READ MORE: Why Wendy’s sees McDonald’s fresh change as an opportunity.

The tomatoes will be grown in indoor greenhouse and hydroponic farms from about a dozen suppliers throughout North America, Wendy’s said. This includes the West Coast, Pacific Northwest, Southeast, and Great Lakes regions, as well as Eastern and Western Canada, and Mexico. Nearly all tomatoes will be sourced from the U.S. and Canada.

“We’re making this change for a variety of reasons that will benefit our customers, but taste and quality are the top factors and we are excited about the superior flavors we can achieve with this change,” added Dennis Hecker, senior vice president of quality assurance for Wendy’s. “Additionally, greenhouse farms provide supply predictability and quality assurance benefits—including continuity of supply; protection of crops from harsh weather; safe, indoor growing conditions; and a significant reduction of chemical pesticides used on the plants.”

Wendy’s said the move will also support local economies by sustaining the agricultural workforce with fresh produce that can be grown year-round in an indoor setting. Additionally, it will offer economic opportunities to regions previously unable to support year-round agriculture production due to geography and climate.

Wendy’s said the tomato supply transition will result in environment and social benefits the company expects to community regularly.

“Expected benefits include the significant reduction of chemical pesticide use, including replacing pesticides with natural integrated pest management practices such as ladybugs; water and land use benefits; safe, indoor working conditions and economic benefits to regions where the greenhouses are located,” Wendy’s said.

The chain is coming off a solid first quarter where same-store sales gained 1.6 percent in North America, giving Wendy’s its 21st consecutive quarter of growth. International systemwide sales lifted 13.7 percent in the quarter, year-over-year. North America sales hiked 2.8 percent compared to the 1.6 percent same-store sales number. Globally, Wendy’s sales were up 3.3 percent.

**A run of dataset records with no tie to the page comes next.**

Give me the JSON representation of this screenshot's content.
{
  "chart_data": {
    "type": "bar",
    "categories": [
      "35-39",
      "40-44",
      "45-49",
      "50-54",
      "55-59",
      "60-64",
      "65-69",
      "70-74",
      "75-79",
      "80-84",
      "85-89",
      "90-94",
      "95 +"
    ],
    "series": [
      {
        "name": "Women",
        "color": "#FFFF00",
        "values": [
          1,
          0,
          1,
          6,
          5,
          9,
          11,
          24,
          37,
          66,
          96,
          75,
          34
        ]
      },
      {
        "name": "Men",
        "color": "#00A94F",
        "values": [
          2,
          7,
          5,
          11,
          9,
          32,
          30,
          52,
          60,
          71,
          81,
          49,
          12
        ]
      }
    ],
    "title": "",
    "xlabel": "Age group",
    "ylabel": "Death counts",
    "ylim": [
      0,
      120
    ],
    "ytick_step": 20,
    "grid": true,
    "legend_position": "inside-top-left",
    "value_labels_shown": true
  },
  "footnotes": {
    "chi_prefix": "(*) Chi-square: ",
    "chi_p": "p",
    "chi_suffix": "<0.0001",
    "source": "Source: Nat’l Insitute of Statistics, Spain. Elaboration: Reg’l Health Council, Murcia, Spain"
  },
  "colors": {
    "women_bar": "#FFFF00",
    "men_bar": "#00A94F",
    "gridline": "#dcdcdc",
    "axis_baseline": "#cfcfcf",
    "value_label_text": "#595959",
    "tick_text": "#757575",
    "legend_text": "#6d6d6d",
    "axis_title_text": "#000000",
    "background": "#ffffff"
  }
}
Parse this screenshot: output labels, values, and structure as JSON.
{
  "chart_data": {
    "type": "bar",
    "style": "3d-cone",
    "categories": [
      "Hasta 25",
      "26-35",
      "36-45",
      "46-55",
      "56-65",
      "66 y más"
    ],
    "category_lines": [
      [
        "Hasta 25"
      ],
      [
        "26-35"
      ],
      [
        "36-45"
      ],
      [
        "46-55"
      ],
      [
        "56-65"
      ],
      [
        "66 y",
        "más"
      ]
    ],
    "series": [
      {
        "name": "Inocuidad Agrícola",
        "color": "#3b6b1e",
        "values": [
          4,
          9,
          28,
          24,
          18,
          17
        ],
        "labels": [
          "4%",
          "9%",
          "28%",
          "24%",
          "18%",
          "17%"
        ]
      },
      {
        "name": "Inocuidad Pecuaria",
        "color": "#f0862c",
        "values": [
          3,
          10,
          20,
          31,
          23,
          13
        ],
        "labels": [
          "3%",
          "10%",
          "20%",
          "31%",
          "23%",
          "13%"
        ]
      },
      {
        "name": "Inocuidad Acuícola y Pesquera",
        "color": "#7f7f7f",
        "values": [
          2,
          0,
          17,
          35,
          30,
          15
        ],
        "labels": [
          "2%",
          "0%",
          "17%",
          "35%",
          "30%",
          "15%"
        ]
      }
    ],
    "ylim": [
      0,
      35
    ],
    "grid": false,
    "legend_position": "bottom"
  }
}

Wendy’s also reinforced its fresh-beef standing during a May 9 conference call, with president and CEO Todd Penegor saying McDonald’s move to fresh-beef Quarter Pounders was have little or no effect on their business. In fact, it was giving Wendy’s another reason to tell its story.

“We’ve seen that time and again in media and social media dialogue that it comes back to, well, Wendy’s are the folks that really own fresh across their entire lineup,” Penegor said. “And we’ll keep screaming that from the rooftops and making sure that we hold others in check on what’s really happening in the restaurant—do they provide fresh on everything, every day in every restaurant?”